Résultat des DICTÉES

UN GRAND BRAVO AUX GAGNANTS DE LA DICTÉE ADULTE 2014

L’Institut français de Mauritanie est heureux de vous annoncer les résultats de la Dictée 2014 :
1- LY Oumou Salam
2- DIA Abou
3- DIAGANA Kissima
4- DIAW Harouna

Mention spéciale à :
-CHERIF Sarah
-DERVAUX Julie

Et hop, le texte sans faute d’orthographe :

Les Français disputent à l’envi de leur orthographe. Qu’elle ait fâcheuse réputation, on n’en saurait douter. Qu’on n’en conclue pas qu’elle est illogique. Quelques problèmes qu’elle pose (et ils sont nombreux), quelles que soient les difficultés qu’elle soulève, quelque embrouillées qu’en paraissent les règles, elle n’exige qu’un peu de travail et de méthode. Les grammairiens ne se sont pas seulement donné la peine de la codifier : ils se sont plu à la rendre accessible. Quoi qu’on en ait pu dire, le travail auquel ils se sont astreints n’a pas été inutile. Les efforts qu’il a coûtés et les recherches qu’il a nécessitées ne doivent pas être sous-estimés.

Que ce soit ignorance ou laisser-aller, beaucoup trop d’élèves tombent sans remords dans les traquenards de l’écriture. On hésite maintes fois avant d’écrire les infinitifs agrandir, agripper, aggraver, aligner, alléger, apurer, aplatir, appauvrir, etc. On s’embrouille fréquemment dans les suffixes : ceux par exemple d’atterrir et amerrir; de tension et rétention; de remontoir et promontoire; de vermisseau, souriceau et levraut; de trembloter, toussoter, crachoter, frisotter, ballotter, grelotter; de dévouement, repliement, éternuement, braiment, châtiment; de gaiement, gentiment, éperdument, dûment, crûment, etc.
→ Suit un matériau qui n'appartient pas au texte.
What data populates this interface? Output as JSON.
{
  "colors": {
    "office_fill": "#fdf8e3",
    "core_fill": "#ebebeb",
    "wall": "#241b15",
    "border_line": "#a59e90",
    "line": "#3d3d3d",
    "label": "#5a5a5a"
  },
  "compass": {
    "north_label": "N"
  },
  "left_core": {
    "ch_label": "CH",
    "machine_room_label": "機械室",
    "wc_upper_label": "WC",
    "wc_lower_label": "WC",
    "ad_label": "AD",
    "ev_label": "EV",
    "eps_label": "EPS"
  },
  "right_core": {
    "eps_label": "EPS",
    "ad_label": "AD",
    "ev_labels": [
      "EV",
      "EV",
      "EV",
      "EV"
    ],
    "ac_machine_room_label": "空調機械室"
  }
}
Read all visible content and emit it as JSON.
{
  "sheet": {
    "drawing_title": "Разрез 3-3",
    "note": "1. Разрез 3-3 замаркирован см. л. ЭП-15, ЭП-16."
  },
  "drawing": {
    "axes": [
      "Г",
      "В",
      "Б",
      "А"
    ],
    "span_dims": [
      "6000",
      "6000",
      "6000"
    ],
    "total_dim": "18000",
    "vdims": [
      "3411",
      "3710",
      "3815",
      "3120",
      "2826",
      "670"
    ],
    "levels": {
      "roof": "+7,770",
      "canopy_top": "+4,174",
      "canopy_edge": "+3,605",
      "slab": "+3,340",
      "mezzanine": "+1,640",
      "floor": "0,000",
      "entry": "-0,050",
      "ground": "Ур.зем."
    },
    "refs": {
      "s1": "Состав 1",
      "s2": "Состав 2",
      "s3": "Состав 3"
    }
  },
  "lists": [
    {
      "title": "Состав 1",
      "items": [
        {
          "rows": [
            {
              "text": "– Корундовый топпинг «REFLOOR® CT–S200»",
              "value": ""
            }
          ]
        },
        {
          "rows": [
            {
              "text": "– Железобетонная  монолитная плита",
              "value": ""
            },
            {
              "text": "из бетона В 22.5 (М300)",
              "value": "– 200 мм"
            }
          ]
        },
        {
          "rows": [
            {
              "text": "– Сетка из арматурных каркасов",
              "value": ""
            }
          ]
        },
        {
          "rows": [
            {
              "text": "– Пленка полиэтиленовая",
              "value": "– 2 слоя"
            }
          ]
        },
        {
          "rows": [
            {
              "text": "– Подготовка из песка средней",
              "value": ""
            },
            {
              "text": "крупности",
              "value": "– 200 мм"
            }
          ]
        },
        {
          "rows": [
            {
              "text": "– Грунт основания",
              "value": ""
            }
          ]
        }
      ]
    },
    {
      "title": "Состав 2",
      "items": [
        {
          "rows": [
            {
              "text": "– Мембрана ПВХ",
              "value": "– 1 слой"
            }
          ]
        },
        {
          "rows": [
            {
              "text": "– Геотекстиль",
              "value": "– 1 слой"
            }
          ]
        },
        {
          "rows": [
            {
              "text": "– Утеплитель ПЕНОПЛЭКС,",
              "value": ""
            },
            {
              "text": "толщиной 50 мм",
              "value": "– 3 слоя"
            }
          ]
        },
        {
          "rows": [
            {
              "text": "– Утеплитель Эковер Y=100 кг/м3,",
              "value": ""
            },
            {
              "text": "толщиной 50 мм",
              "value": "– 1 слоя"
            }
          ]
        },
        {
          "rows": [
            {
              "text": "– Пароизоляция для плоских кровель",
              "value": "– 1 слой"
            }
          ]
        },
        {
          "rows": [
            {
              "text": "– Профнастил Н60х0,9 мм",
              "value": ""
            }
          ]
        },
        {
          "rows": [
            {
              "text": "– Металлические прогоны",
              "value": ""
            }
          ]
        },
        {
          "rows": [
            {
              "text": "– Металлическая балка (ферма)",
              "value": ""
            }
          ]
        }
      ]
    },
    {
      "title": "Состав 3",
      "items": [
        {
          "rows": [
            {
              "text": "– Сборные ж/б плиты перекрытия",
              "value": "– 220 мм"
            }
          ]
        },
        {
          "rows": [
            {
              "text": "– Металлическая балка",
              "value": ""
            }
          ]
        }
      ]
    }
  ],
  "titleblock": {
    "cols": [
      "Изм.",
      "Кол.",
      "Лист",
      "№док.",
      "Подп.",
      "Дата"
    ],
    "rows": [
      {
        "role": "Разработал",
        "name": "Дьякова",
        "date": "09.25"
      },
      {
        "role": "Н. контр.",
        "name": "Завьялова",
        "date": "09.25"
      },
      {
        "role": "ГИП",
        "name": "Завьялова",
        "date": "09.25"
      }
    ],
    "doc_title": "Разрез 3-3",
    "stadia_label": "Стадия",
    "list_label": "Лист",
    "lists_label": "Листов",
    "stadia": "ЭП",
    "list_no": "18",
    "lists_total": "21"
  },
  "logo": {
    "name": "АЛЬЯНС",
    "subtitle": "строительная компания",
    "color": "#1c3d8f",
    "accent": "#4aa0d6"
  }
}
Qu’on ne croie pas ces distinctions injustifiées. Quoiqu’on n’en voie pas toujours la raison sur-le-champ, on n’en saurait vraiment diminuer le nombre qu’au dépens de la clarté. Hormis quelques-unes, elles ne sont dues qu’au souci de distinguer graphiquement les particules homonymes. Les quelque quatre mille familles de mots qui figurent dans notre lexique sont, au surplus, régulières. Le radical y apparaît constamment sous la même forme. Certaines font désormais exception : celles notamment où l’on trouve les mots barils, baricaut; combattant, combatif; cantonade, cantonal; encolure, accolade; déshonorer, déshonneur; irascible, irriter; follement, affolement; consonance, dissonance; imbécile, imbécillité, etc. Quant aux désinences verbales, elles sont parfois difficiles à appliquer. Sachons écrire sans hésitation celles de l’impératif (va, cueille, tressaille), du subjonctif (que nous criions, fuyions, ayons, soyons), du futur (j’avouerai, tu concluras, il nettoiera, j’essuierai, nous mourrons, vous pourrez), du présent (je revêts, tu couds, il geint, tu feins, il résout, il martèle, tu époussettes, il furète, j’écartèle, etc.)

Ce texte, où l’on n’a voulu citer que des mots du vocabulaire courant, montre que notre orthographe est souvent compliquée, voire ambiguë. Mais elle est inséparable de la langue.